Article 19 of Indian Constitution
Every citizen of India has the personal liberty and freedom to exercise his/her fundamental rights, as enshrined in the Constitution. Article 19 is one of the key Articles that guarantee freedom of speech and expression. Some of the landmark judgments in the history of India have been taken as per the provisions mentioned in Article 19.
Concept and Purpose of Article 19
The primary purpose of Article 19 is to protect certain rights regarding freedom of speech. According to this Article, every citizen has the right to freedom of speech and expression; assemble peacefully (without arms); form associations or unions; move freely throughout the country; reside and settle in any part of India; and practise any profession, or carry on any occupation.
The Article 19 explicitly states that the right to freedom of opinion and expression also includes the freedom to hold opinions without interference and “to seek, receive and impart information and ideas through any media and regardless of frontiers.” Article 19 (5) of the Constitution “purportedly empowers” the states to enact legislation of their own for protecting indigenous people.
In the interests of the sovereignty, integrity, and security of India, the states can enact any law that imposes “reasonable restrictions” on the exercise of the rights mentioned in Article 19. Moreover, the Defamation clause under this Article prevents any citizen from making any statement that injures the reputation of another. It is to be noted that the privileges under this article remain suspended during the proclamation of emergency.
Benefits of Article 19
Although the Constitution of India does not specifically mention the freedom of press, it is implicitly defined under the Article 19 (1a). It has been included as part of freedom of speech and expression. Therefore, the press is also subject to restrictions that are provided under the Article 19 (2).
In fact, the Right to Information (RTI) emerges as a fundamental right under this Article as the prerequisite for enjoying the freedom of speech and expression is access to knowledge and information. Therefore, RTI becomes a constitutional right and an important aspect of the right to free speech and expression. Access to information also helps the citizens perform their fundamental duties mentioned in Article 51A.
Amendments to Article 19
First amendment to Article 19 was made on 18 June 1951 when the Nehru government introduced clauses against “abuse of freedom of speech and expression”. The clauses 2, 3 and 4 of Article 19 were amended in 1963 to enable the states to make laws and impose restrictions on the exercise of the rights to preserve the sovereignty and integrity of India.

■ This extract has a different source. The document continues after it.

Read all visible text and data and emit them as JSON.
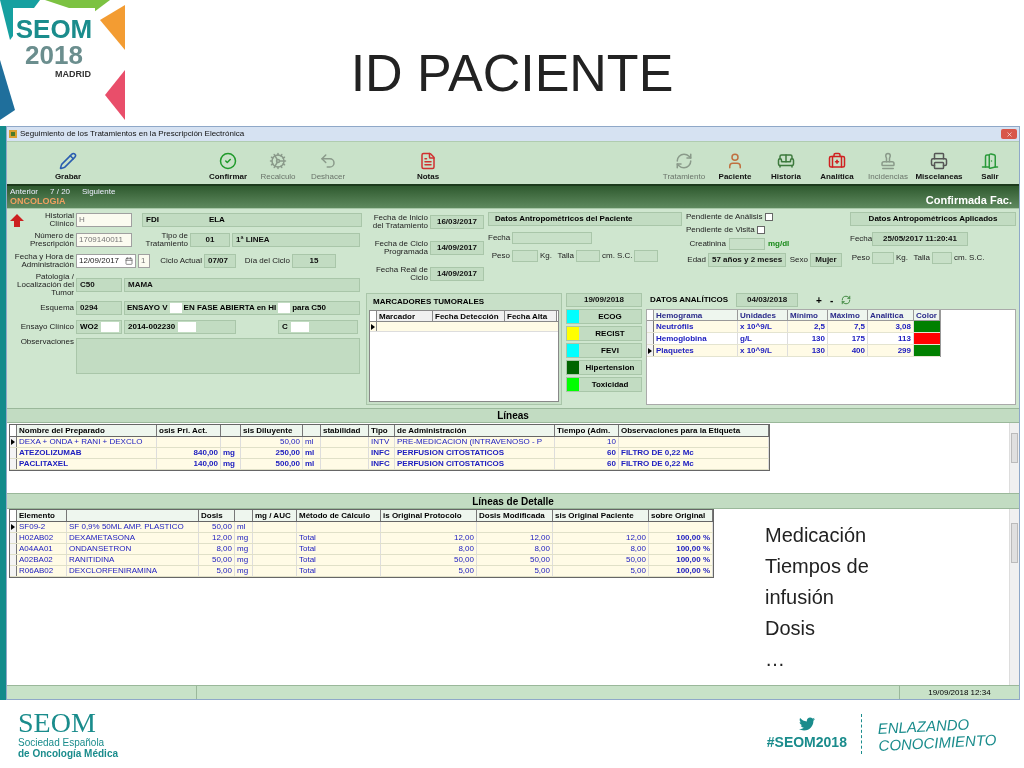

Immediately after the revocation of emergency in 1978, the 44th amendment was passed wherein the Article 19 was amended for the third time. It annulled the right to acquire, hold and dispose of property. The latest amendment to Article 19 happened in 2012. Under the 97th amendment to the Indian Constitution, the right to form cooperative societies was included as a fundamental right under Article 19 (1c). The objective of the amendment was to “encourage economic activities of cooperatives which in turn help the progress of rural India.”
Violation of Article 19
Recently, there have been instances of individuals being arrested under section 66A of the Information Technology (IT) Act for posting ‘objectionable comments and caricatures’ of political figures on social media. This has led to a furore among the citizens of the country who have claimed that Section 66A curbs freedom of speech and expression and violates Articles 14, 19 and 21 of the Constitution.
Another form of violation of Article 19 that’s rampant in India is the hate speeches that we often get to hear from the political leaders. These hate speeches come with malicious intention of “outraging the religious feelings” and hence they incite communal violence and endanger public tranquility, which is against the principle of Article 19.